An indispensable tool for identifying loop problems is a trend recorder, showing all the relevant variables in a control loop graphed over time. In order to obtain the best “view” of the process, you need to make sure the graphing trend display has sufficient resolution and responsiveness. If the trend fails to show fine details such as noise in the process, it is possible that the graphing device will be insufficient for your needs.
If this is the case, you may still perform response tests of the loop, but you will have to use some other instrument(s) to graph the controller and process actions. A modern tool useful for this purpose is a portable computer with a data acquisition device connected, giving the computer the ability to read instrument signal voltages. Many data graphing programs exist for taking acquired data and plotting it over the time domain. Data acquisition modules with sample rates in the thousands of samples per second are available for very modest prices.

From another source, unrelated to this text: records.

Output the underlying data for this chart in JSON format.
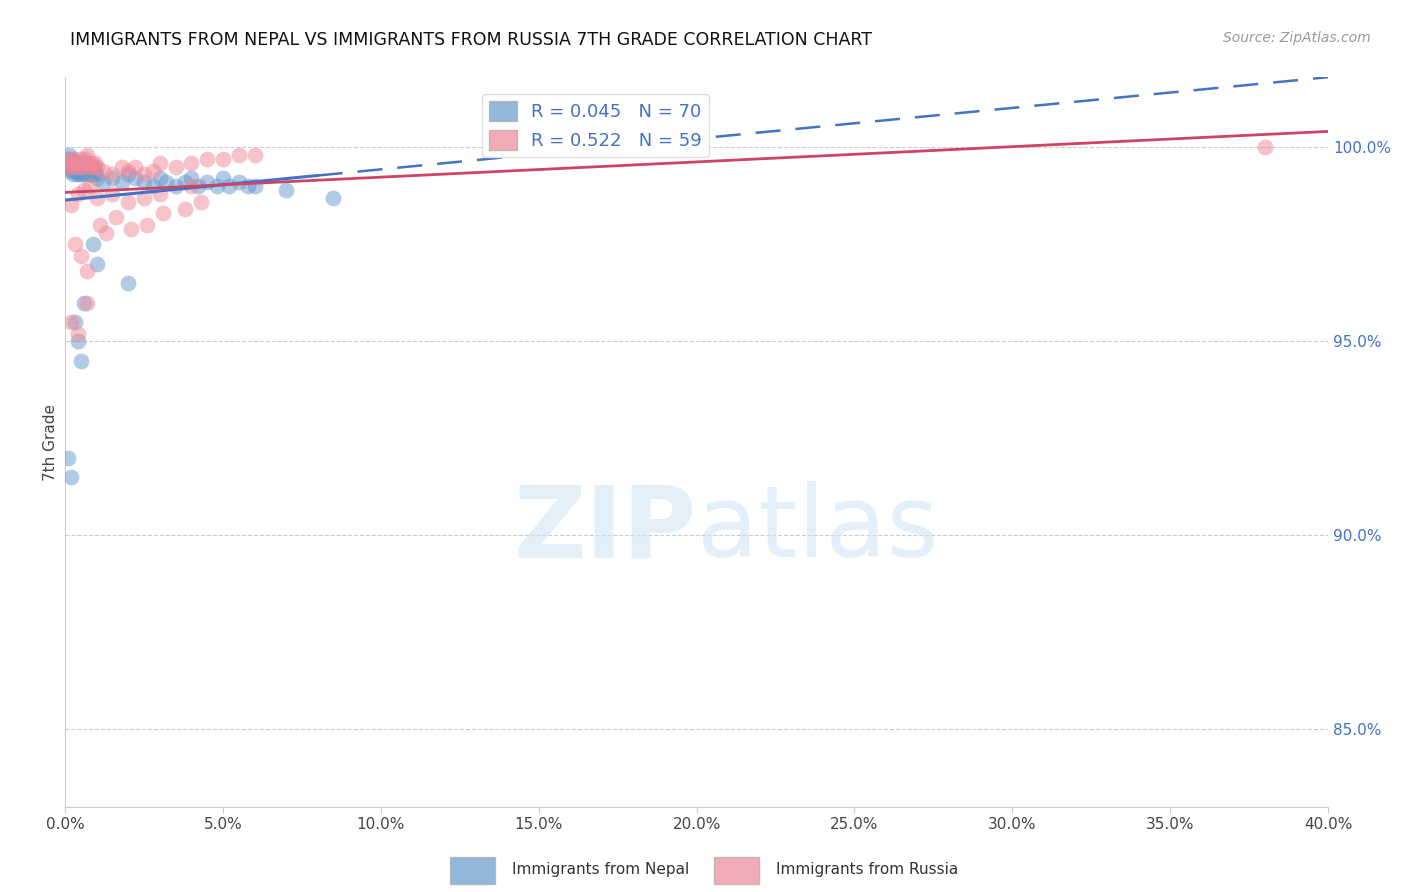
{
  "title": "IMMIGRANTS FROM NEPAL VS IMMIGRANTS FROM RUSSIA 7TH GRADE CORRELATION CHART",
  "source": "Source: ZipAtlas.com",
  "ylabel": "7th Grade",
  "xlim": [
    0.0,
    40.0
  ],
  "ylim": [
    83.0,
    101.8
  ],
  "right_yticks": [
    85.0,
    90.0,
    95.0,
    100.0
  ],
  "xticks": [
    0.0,
    5.0,
    10.0,
    15.0,
    20.0,
    25.0,
    30.0,
    35.0,
    40.0
  ],
  "nepal_color": "#6699cc",
  "russia_color": "#ee8899",
  "nepal_line_color": "#4472c4",
  "russia_line_color": "#cc4466",
  "nepal_R": 0.045,
  "nepal_N": 70,
  "russia_R": 0.522,
  "russia_N": 59,
  "legend_label_nepal": "Immigrants from Nepal",
  "legend_label_russia": "Immigrants from Russia",
  "nepal_solid_end": 8.0,
  "nepal_x": [
    0.05,
    0.08,
    0.1,
    0.12,
    0.15,
    0.18,
    0.2,
    0.22,
    0.25,
    0.28,
    0.3,
    0.32,
    0.35,
    0.38,
    0.4,
    0.42,
    0.45,
    0.48,
    0.5,
    0.52,
    0.55,
    0.58,
    0.6,
    0.62,
    0.65,
    0.68,
    0.7,
    0.72,
    0.75,
    0.78,
    0.8,
    0.82,
    0.85,
    0.88,
    0.9,
    0.92,
    0.95,
    0.98,
    1.0,
    1.2,
    1.5,
    1.8,
    2.0,
    2.2,
    2.5,
    2.8,
    3.0,
    3.2,
    3.5,
    3.8,
    4.0,
    4.2,
    4.5,
    4.8,
    5.0,
    5.2,
    5.5,
    5.8,
    6.0,
    7.0,
    8.5,
    1.0,
    2.0,
    0.3,
    0.5,
    0.1,
    0.2,
    0.4,
    0.6,
    0.9
  ],
  "nepal_y": [
    99.5,
    99.6,
    99.7,
    99.8,
    99.4,
    99.5,
    99.6,
    99.7,
    99.3,
    99.4,
    99.5,
    99.6,
    99.4,
    99.3,
    99.5,
    99.6,
    99.4,
    99.3,
    99.5,
    99.4,
    99.3,
    99.5,
    99.6,
    99.4,
    99.3,
    99.5,
    99.6,
    99.4,
    99.3,
    99.5,
    99.4,
    99.3,
    99.5,
    99.4,
    99.3,
    99.5,
    99.4,
    99.3,
    99.2,
    99.1,
    99.2,
    99.1,
    99.3,
    99.2,
    99.1,
    99.0,
    99.2,
    99.1,
    99.0,
    99.1,
    99.2,
    99.0,
    99.1,
    99.0,
    99.2,
    99.0,
    99.1,
    99.0,
    99.0,
    98.9,
    98.7,
    97.0,
    96.5,
    95.5,
    94.5,
    92.0,
    91.5,
    95.0,
    96.0,
    97.5
  ],
  "russia_x": [
    0.05,
    0.1,
    0.15,
    0.2,
    0.25,
    0.3,
    0.35,
    0.4,
    0.45,
    0.5,
    0.55,
    0.6,
    0.65,
    0.7,
    0.75,
    0.8,
    0.85,
    0.9,
    0.95,
    1.0,
    1.2,
    1.5,
    1.8,
    2.0,
    2.2,
    2.5,
    2.8,
    3.0,
    3.5,
    4.0,
    4.5,
    5.0,
    5.5,
    6.0,
    0.2,
    0.4,
    0.6,
    0.8,
    1.0,
    1.5,
    2.0,
    2.5,
    3.0,
    4.0,
    0.3,
    0.5,
    0.7,
    1.1,
    1.3,
    1.6,
    2.1,
    2.6,
    3.1,
    3.8,
    4.3,
    38.0,
    0.2,
    0.4,
    0.7
  ],
  "russia_y": [
    99.6,
    99.5,
    99.7,
    99.6,
    99.5,
    99.7,
    99.6,
    99.5,
    99.6,
    99.7,
    99.5,
    99.6,
    99.7,
    99.8,
    99.6,
    99.5,
    99.6,
    99.5,
    99.6,
    99.5,
    99.4,
    99.3,
    99.5,
    99.4,
    99.5,
    99.3,
    99.4,
    99.6,
    99.5,
    99.6,
    99.7,
    99.7,
    99.8,
    99.8,
    98.5,
    98.8,
    98.9,
    99.0,
    98.7,
    98.8,
    98.6,
    98.7,
    98.8,
    99.0,
    97.5,
    97.2,
    96.8,
    98.0,
    97.8,
    98.2,
    97.9,
    98.0,
    98.3,
    98.4,
    98.6,
    100.0,
    95.5,
    95.2,
    96.0
  ]
}
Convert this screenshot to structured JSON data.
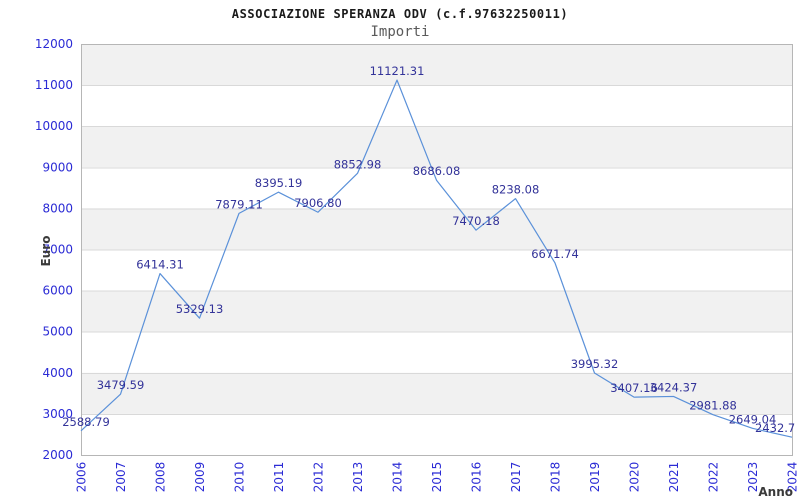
{
  "chart_data": {
    "type": "line",
    "title": "ASSOCIAZIONE SPERANZA ODV (c.f.97632250011)",
    "subtitle": "Importi",
    "xlabel": "Anno",
    "ylabel": "Euro",
    "x": [
      "2006",
      "2007",
      "2008",
      "2009",
      "2010",
      "2011",
      "2012",
      "2013",
      "2014",
      "2015",
      "2016",
      "2017",
      "2018",
      "2019",
      "2020",
      "2021",
      "2022",
      "2023",
      "2024"
    ],
    "values": [
      2588.79,
      3479.59,
      6414.31,
      5329.13,
      7879.11,
      8395.19,
      7906.8,
      8852.98,
      11121.31,
      8686.08,
      7470.18,
      8238.08,
      6671.74,
      3995.32,
      3407.16,
      3424.37,
      2981.88,
      2649.04,
      2432.7
    ],
    "point_labels": [
      "2588.79",
      "3479.59",
      "6414.31",
      "5329.13",
      "7879.11",
      "8395.19",
      "7906.80",
      "8852.98",
      "11121.31",
      "8686.08",
      "7470.18",
      "8238.08",
      "6671.74",
      "3995.32",
      "3407.16",
      "3424.37",
      "2981.88",
      "2649.04",
      "2432.7"
    ],
    "ylim": [
      2000,
      12000
    ],
    "yticks": [
      2000,
      3000,
      4000,
      5000,
      6000,
      7000,
      8000,
      9000,
      10000,
      11000,
      12000
    ],
    "grid": true,
    "legend": "none",
    "colors": {
      "line": "#5b91d9",
      "band": "#f1f1f1",
      "grid": "#d9d9d9",
      "border": "#b6b6b6",
      "tick_label": "#2b2bd5",
      "point_label": "#333399",
      "title": "#1a1a1a",
      "subtitle": "#5a5a5a",
      "axis_label": "#3a3a3a"
    }
  }
}
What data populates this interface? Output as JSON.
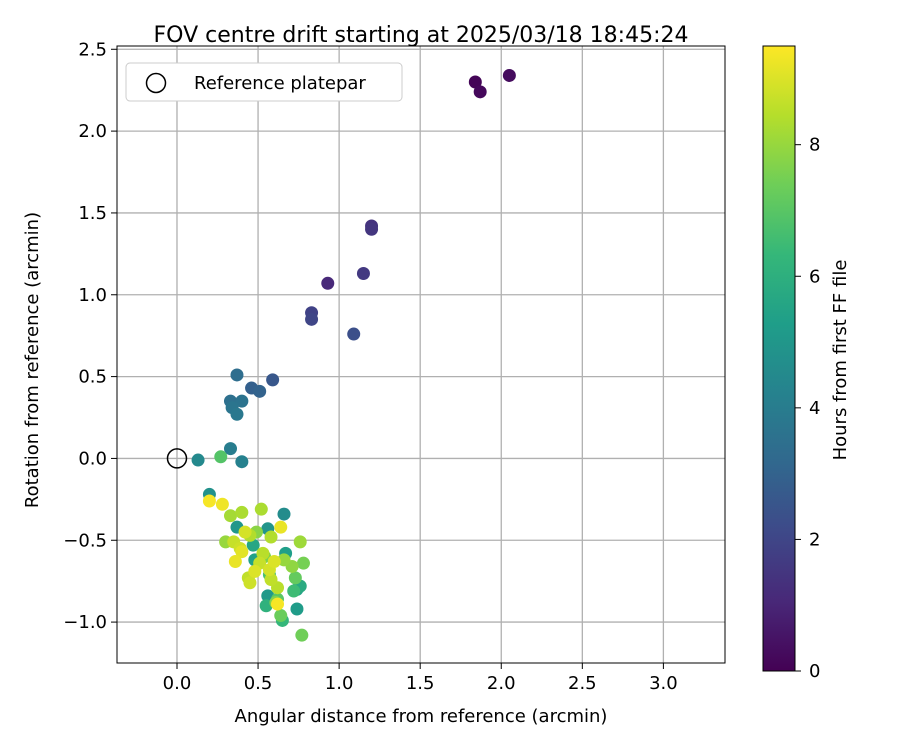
{
  "chart_data": {
    "type": "scatter",
    "title": "FOV centre drift starting at 2025/03/18 18:45:24",
    "xlabel": "Angular distance from reference (arcmin)",
    "ylabel": "Rotation from reference (arcmin)",
    "xlim": [
      -0.37,
      3.38
    ],
    "ylim": [
      -1.25,
      2.52
    ],
    "xticks": [
      0.0,
      0.5,
      1.0,
      1.5,
      2.0,
      2.5,
      3.0
    ],
    "xtick_labels": [
      "0.0",
      "0.5",
      "1.0",
      "1.5",
      "2.0",
      "2.5",
      "3.0"
    ],
    "yticks": [
      -1.0,
      -0.5,
      0.0,
      0.5,
      1.0,
      1.5,
      2.0,
      2.5
    ],
    "ytick_labels": [
      "−1.0",
      "−0.5",
      "0.0",
      "0.5",
      "1.0",
      "1.5",
      "2.0",
      "2.5"
    ],
    "grid": true,
    "legend": {
      "placement": "upper-left",
      "entries": [
        {
          "label": "Reference platepar",
          "marker": "open-circle",
          "x": 0.0,
          "y": 0.0
        }
      ]
    },
    "colorbar": {
      "label": "Hours from first FF file",
      "colormap": "viridis",
      "range": [
        0,
        9.5
      ],
      "ticks": [
        0,
        2,
        4,
        6,
        8
      ],
      "tick_labels": [
        "0",
        "2",
        "4",
        "6",
        "8"
      ],
      "stops": [
        "#440154",
        "#482878",
        "#3e4989",
        "#31688e",
        "#26828e",
        "#1f9e89",
        "#35b779",
        "#6ece58",
        "#b5de2b",
        "#fde725"
      ]
    },
    "points": [
      {
        "x": 1.84,
        "y": 2.3,
        "hours": 0.1
      },
      {
        "x": 1.87,
        "y": 2.24,
        "hours": 0.2
      },
      {
        "x": 2.05,
        "y": 2.34,
        "hours": 0.3
      },
      {
        "x": 0.93,
        "y": 1.07,
        "hours": 1.1
      },
      {
        "x": 1.2,
        "y": 1.42,
        "hours": 1.4
      },
      {
        "x": 1.2,
        "y": 1.4,
        "hours": 1.5
      },
      {
        "x": 1.15,
        "y": 1.13,
        "hours": 1.6
      },
      {
        "x": 0.83,
        "y": 0.89,
        "hours": 1.9
      },
      {
        "x": 0.83,
        "y": 0.85,
        "hours": 2.0
      },
      {
        "x": 1.09,
        "y": 0.76,
        "hours": 2.3
      },
      {
        "x": 0.59,
        "y": 0.48,
        "hours": 2.6
      },
      {
        "x": 0.46,
        "y": 0.43,
        "hours": 2.9
      },
      {
        "x": 0.51,
        "y": 0.41,
        "hours": 3.0
      },
      {
        "x": 0.37,
        "y": 0.51,
        "hours": 3.4
      },
      {
        "x": 0.33,
        "y": 0.35,
        "hours": 3.5
      },
      {
        "x": 0.4,
        "y": 0.35,
        "hours": 3.6
      },
      {
        "x": 0.34,
        "y": 0.31,
        "hours": 3.7
      },
      {
        "x": 0.37,
        "y": 0.27,
        "hours": 3.8
      },
      {
        "x": 0.33,
        "y": 0.06,
        "hours": 4.0
      },
      {
        "x": 0.4,
        "y": -0.02,
        "hours": 4.2
      },
      {
        "x": 0.13,
        "y": -0.01,
        "hours": 4.5
      },
      {
        "x": 0.66,
        "y": -0.34,
        "hours": 4.6
      },
      {
        "x": 0.2,
        "y": -0.22,
        "hours": 4.8
      },
      {
        "x": 0.56,
        "y": -0.43,
        "hours": 4.9
      },
      {
        "x": 0.37,
        "y": -0.42,
        "hours": 5.0
      },
      {
        "x": 0.56,
        "y": -0.84,
        "hours": 5.1
      },
      {
        "x": 0.74,
        "y": -0.92,
        "hours": 5.2
      },
      {
        "x": 0.67,
        "y": -0.58,
        "hours": 5.3
      },
      {
        "x": 0.48,
        "y": -0.62,
        "hours": 5.4
      },
      {
        "x": 0.74,
        "y": -0.8,
        "hours": 5.5
      },
      {
        "x": 0.47,
        "y": -0.53,
        "hours": 5.6
      },
      {
        "x": 0.76,
        "y": -0.78,
        "hours": 5.8
      },
      {
        "x": 0.55,
        "y": -0.9,
        "hours": 6.1
      },
      {
        "x": 0.65,
        "y": -0.99,
        "hours": 6.3
      },
      {
        "x": 0.72,
        "y": -0.81,
        "hours": 6.5
      },
      {
        "x": 0.57,
        "y": -0.71,
        "hours": 6.7
      },
      {
        "x": 0.27,
        "y": 0.01,
        "hours": 6.9
      },
      {
        "x": 0.62,
        "y": -0.86,
        "hours": 7.0
      },
      {
        "x": 0.73,
        "y": -0.73,
        "hours": 7.2
      },
      {
        "x": 0.64,
        "y": -0.96,
        "hours": 7.3
      },
      {
        "x": 0.77,
        "y": -1.08,
        "hours": 7.4
      },
      {
        "x": 0.78,
        "y": -0.64,
        "hours": 7.5
      },
      {
        "x": 0.54,
        "y": -0.6,
        "hours": 7.6
      },
      {
        "x": 0.61,
        "y": -0.88,
        "hours": 7.7
      },
      {
        "x": 0.49,
        "y": -0.45,
        "hours": 7.8
      },
      {
        "x": 0.71,
        "y": -0.66,
        "hours": 7.9
      },
      {
        "x": 0.3,
        "y": -0.51,
        "hours": 8.0
      },
      {
        "x": 0.66,
        "y": -0.62,
        "hours": 8.0
      },
      {
        "x": 0.76,
        "y": -0.51,
        "hours": 8.1
      },
      {
        "x": 0.33,
        "y": -0.35,
        "hours": 8.2
      },
      {
        "x": 0.52,
        "y": -0.31,
        "hours": 8.3
      },
      {
        "x": 0.4,
        "y": -0.33,
        "hours": 8.3
      },
      {
        "x": 0.58,
        "y": -0.48,
        "hours": 8.4
      },
      {
        "x": 0.45,
        "y": -0.47,
        "hours": 8.4
      },
      {
        "x": 0.62,
        "y": -0.79,
        "hours": 8.5
      },
      {
        "x": 0.53,
        "y": -0.58,
        "hours": 8.5
      },
      {
        "x": 0.44,
        "y": -0.73,
        "hours": 8.6
      },
      {
        "x": 0.58,
        "y": -0.74,
        "hours": 8.6
      },
      {
        "x": 0.35,
        "y": -0.51,
        "hours": 8.7
      },
      {
        "x": 0.51,
        "y": -0.64,
        "hours": 8.7
      },
      {
        "x": 0.45,
        "y": -0.76,
        "hours": 8.8
      },
      {
        "x": 0.39,
        "y": -0.55,
        "hours": 8.8
      },
      {
        "x": 0.57,
        "y": -0.68,
        "hours": 8.9
      },
      {
        "x": 0.42,
        "y": -0.45,
        "hours": 8.9
      },
      {
        "x": 0.48,
        "y": -0.69,
        "hours": 9.0
      },
      {
        "x": 0.6,
        "y": -0.63,
        "hours": 9.0
      },
      {
        "x": 0.4,
        "y": -0.57,
        "hours": 9.1
      },
      {
        "x": 0.36,
        "y": -0.63,
        "hours": 9.2
      },
      {
        "x": 0.64,
        "y": -0.42,
        "hours": 9.2
      },
      {
        "x": 0.28,
        "y": -0.28,
        "hours": 9.3
      },
      {
        "x": 0.62,
        "y": -0.89,
        "hours": 9.4
      },
      {
        "x": 0.2,
        "y": -0.26,
        "hours": 9.4
      }
    ]
  }
}
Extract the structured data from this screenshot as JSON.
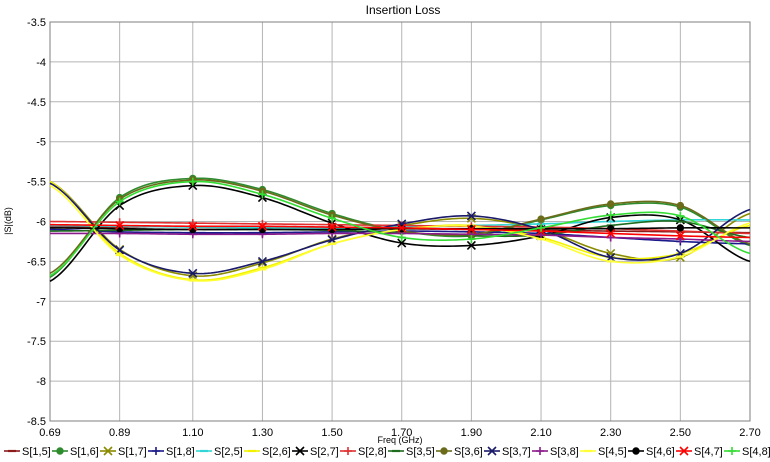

Be prepared to document your work! This means capturing and recording “screen shot” images of process trend graphs, both for the initial open-loop tests and the closed-loop PID trials. It also means documenting the original PID settings of the controller, and all PID setting values attempted during the tuning process (linked to their respective trend graphs, so it will be easy to tell which sets of PID constants produced which process responses). If there are any instrument configuration settings (e.g. damping time values in process transmitters) changed during the tuning exercise, both the original values and all your changes need to be documented as well.
As a final word, I would like to cast a critical vote against auto-tuning controllers. With all due respect for the engineers who work hard to make controllers “intelligent” enough to adjust their own PID settings, there is no controller in the world able to account for all the factors described in this “Before you tune . . .” section. Feel free to use the automatic tuning feature of a controller, but only after you have ensured all instrument and process problems are corrected, and after you have confirmed the tuning goal of the controller matches the behavioral goal of the control loop as defined by the operators (e.g. fast response versus minimum overshoot, etc.). Some people in the automation business are over-confident with regard to the capabilities of auto-tuning controllers. We would all do well to recognize this feature as a tool, and just like any other tool it is only as useful as the person handling it is knowledgeable regarding how and why it works. Wielding any tool in ignorance is a recipe for disaster.